Scientific classification
- Kingdom: Animalia
- Phylum: Chordata
- Class: Aves
- Order: Passeriformes
- Family: Estrildidae
- Genus: Lonchura
- Species: L. maja
- Binomial name: Lonchura maja (Linnaeus, 1766)
- Synonyms: Loxia maja Linnaeus, 1766

= White-headed munia =

- Genus: Lonchura
- Species: maja
- Authority: (Linnaeus, 1766)
- Conservation status: LC
- Synonyms: Loxia maja Linnaeus, 1766

Species of bird

The white-headed munia (Lonchura maja) is a small passerine bird belonging to the estrildid finch family. This species is often confused with, and referred to as, the Pale-headed munia (Lonchura pallida) which can be differentiated by tan coloured flanks which are lighter than the brown wings and also by the absence of the black belly.

==Taxonomy==
The white-headed munia was formally described in 1766 by the Swedish naturalist Carl Linnaeus in the twelfth edition of his Systema Naturae under the binomial name Loxia maja. Linnaeus cited George Edwards's "The Malacca Gros-beak" and Mathurin Jacques Brisson's "Le Maia de la Chine". The English naturalist John Ray used the word "Maia" for a Cuban bird in 1768. Linnaeus specified the locality as East India. This was amended to Malacca in 1924. The white-headed munia is now placed in the genus Lonchura that was introduced by the English naturalist William Henry Sykes in 1832. It is treated as monotypic: no subspecies are recognised.

==Appearance and size==
The White-headed munia has a distinctive chocolate-brown body and a contrasting white head and throat. They are typically 11 cm in length and weigh around 11 grams. Adult birds have chestnut brown upperparts, flanks and wings, an entirely white head, throat, and upper breast which is tinged with buff. The tail is black-brown and the belly is black. The bill and legs are light grey.
===Sexual dimorphism===
There is very subtle sexual dimorphism in adult birds, with the head of the male being whiter than that of the female and getting whiter with age. This often causes young male birds to be confused with females. Additionally, the definition line between the breast and the flanks is more pronounced in the male.
===Juveniles===
Juvenile birds are more cinnamon coloured above with a buff face and underparts, a brown iris, grey bill and blue-grey feet. They are practically impossible to differentiate from juveniles of other species such as the White-capped munia (Lonchura ferruginosa), Pale-headed munia (Lonchura pallida), Chestnut munia (Lonchura atricapilla) or the Scaly-breasted munia (Lonchura punctulata).
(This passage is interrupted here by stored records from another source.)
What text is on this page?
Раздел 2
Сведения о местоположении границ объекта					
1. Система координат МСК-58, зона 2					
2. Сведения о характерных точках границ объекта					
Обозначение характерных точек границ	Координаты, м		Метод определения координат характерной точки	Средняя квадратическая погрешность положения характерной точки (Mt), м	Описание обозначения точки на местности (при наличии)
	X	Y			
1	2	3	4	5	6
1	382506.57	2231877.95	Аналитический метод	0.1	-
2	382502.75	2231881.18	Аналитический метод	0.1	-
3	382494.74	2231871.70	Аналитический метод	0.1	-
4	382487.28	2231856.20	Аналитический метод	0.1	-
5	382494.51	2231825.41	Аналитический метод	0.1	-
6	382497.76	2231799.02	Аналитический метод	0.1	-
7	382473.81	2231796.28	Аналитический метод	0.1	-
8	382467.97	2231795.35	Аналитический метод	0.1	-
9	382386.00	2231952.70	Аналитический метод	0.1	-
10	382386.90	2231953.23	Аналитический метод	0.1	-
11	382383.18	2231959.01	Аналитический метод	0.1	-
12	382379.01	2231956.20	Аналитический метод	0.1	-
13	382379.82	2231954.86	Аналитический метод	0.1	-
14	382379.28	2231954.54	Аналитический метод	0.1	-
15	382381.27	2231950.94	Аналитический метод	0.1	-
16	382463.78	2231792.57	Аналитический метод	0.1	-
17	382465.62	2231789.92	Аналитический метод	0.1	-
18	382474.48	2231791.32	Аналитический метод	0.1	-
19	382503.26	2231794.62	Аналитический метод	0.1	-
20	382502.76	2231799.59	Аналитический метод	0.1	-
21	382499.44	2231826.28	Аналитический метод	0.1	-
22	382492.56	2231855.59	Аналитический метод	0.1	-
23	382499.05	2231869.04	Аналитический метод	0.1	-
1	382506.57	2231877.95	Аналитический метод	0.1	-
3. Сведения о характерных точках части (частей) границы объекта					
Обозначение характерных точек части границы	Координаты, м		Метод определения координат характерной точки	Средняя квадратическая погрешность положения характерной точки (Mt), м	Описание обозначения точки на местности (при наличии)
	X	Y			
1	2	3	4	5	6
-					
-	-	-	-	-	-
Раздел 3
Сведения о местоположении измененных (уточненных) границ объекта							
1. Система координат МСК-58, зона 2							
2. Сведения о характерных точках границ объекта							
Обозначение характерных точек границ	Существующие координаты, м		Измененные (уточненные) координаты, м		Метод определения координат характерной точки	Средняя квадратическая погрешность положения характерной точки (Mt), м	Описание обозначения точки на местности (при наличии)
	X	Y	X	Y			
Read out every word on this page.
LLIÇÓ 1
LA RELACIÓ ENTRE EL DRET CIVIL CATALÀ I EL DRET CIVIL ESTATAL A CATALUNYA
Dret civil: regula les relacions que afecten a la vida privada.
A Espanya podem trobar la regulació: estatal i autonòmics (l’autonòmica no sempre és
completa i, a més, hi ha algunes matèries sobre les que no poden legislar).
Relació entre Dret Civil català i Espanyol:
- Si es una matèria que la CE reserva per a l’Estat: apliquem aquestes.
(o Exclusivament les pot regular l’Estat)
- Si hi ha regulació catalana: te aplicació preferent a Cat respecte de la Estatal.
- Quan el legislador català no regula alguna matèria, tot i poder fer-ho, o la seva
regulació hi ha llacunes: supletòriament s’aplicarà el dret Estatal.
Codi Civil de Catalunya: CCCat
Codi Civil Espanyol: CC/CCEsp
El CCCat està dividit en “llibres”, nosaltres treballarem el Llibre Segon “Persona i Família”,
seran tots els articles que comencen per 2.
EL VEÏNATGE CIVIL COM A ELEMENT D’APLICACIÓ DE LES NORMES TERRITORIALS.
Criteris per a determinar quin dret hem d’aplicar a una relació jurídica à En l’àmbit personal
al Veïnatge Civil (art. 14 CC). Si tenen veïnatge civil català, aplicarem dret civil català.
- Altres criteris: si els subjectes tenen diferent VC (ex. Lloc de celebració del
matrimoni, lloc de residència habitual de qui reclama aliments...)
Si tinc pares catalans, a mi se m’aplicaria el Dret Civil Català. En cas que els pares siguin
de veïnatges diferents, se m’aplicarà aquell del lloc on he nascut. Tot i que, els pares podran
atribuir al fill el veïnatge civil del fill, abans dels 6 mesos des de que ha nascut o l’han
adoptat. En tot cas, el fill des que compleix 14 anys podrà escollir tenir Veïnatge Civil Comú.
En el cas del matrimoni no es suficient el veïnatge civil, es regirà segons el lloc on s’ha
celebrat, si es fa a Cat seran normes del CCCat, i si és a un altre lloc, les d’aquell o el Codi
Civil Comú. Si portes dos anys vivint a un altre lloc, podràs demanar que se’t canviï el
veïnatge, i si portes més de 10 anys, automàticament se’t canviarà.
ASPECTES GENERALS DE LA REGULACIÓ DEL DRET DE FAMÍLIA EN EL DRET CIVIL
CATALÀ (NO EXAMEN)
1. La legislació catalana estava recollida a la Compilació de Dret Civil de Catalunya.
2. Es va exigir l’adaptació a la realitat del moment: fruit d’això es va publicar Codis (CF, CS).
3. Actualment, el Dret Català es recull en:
==Distribution and habitat==
This species is native to Southeast Asia, including countries like Indonesia, Thailand, Malaysia, Vietnam and Singapore. White-headed munias are commonly found in tropical and subtropical habitats, including grasslands, wetlands, and cultivated areas. They are often associated with rice fields.

==Diet, social behavior, nesting, and breeding==
===Diet===
The White-headed munia's diet mainly consists of seeds, especially grass seeds and rice grains.

===Social behavior===
The White-headed munia are social birds and are usually seen in flocks.

===Nesting===
- Both the male and female participate in nest construction.
- They build a dome-shaped nest, typically low in vegetation, often near or over water.
- The nest is made from woven grass, leaves, and other plant fibers. It's a fairly bulky structure with a side entrance.
- The female lays a clutch of 4 to 7 white eggs.
- Both parents incubate the eggs.
- The incubation period lasts for about 11-13 days.

===Breeding===
The breeding season of the White-headed munia usually coincides with the availability of food, often during or after the rainy season. This can vary depending on the specific location.